The Exercise That Was The Key For Me

I’ve posted this elsewhere, but will post it again here because it has given me my life back and I hope it might help others. 

I start with some slow breaths and self-holding, and then I walk through the following, ideally out loud but in my head is okay too. I’ll use migraine as an example. 

  • Hello migraine. Hello neck pain. Hello sound sensitivity. Welcome. You’re welcome to stay here as long as you need to. 
  • I accept whatever you’re here to tell me and whatever you need me to do. 
  • I surrender to you. I will not fight you. I surrender. We can coexist as long as we need to. I surrender. I will not fight you.

 

During that last one, I consciously release as much tension as possible from my body. Releasing my shoulders, my abs, any bracing. And then I go about my day. Generally in a matter of minutes, the symptom has resolved. 

Looking Ahead

I haven’t had PEM in several months, despite levels of activity that were unthinkable just a few months ago. I get a few headaches a month that resolve in minutes with the above exercise and usually 1-2 actual migraines needing medication. I am increasing my activity quite quickly at this point, after going much slower. My goals are to increase my walking frequency and length, start eventually adding some strength training, and eventually get back on my beloved bike, as well as continuing to improve my sleep.
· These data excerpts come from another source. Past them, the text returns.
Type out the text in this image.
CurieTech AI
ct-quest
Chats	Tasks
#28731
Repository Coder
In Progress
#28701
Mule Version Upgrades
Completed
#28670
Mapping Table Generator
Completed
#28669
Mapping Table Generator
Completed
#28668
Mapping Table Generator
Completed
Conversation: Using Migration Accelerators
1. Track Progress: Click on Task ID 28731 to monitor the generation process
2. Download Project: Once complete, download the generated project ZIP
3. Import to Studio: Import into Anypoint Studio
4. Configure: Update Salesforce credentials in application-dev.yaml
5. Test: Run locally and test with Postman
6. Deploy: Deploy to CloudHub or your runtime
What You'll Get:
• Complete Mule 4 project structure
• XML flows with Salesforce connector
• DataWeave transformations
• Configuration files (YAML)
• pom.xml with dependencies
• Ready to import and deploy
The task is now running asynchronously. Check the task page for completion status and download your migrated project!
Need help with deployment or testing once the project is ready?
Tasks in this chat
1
I’m also hoping to start seeing loved ones (masked!) again, after, in many cases, literal years of not seeing them. My sense (having not been here before), is that the major task before me is increasing my stamina and capacity in ways that feel safe for my nervous system, while continuing to address things that send threat signals like perfectionism, overwork, etc., and continuing to respond well to symptoms if and when they arise. 

If you made it to the end, well done! I didn’t mean to write a dissertation, but that’s the reality of what we’re collectively living with. I’m happy to answer any questions, but will not be debating the efficacy of limbic retraining/nervous system work.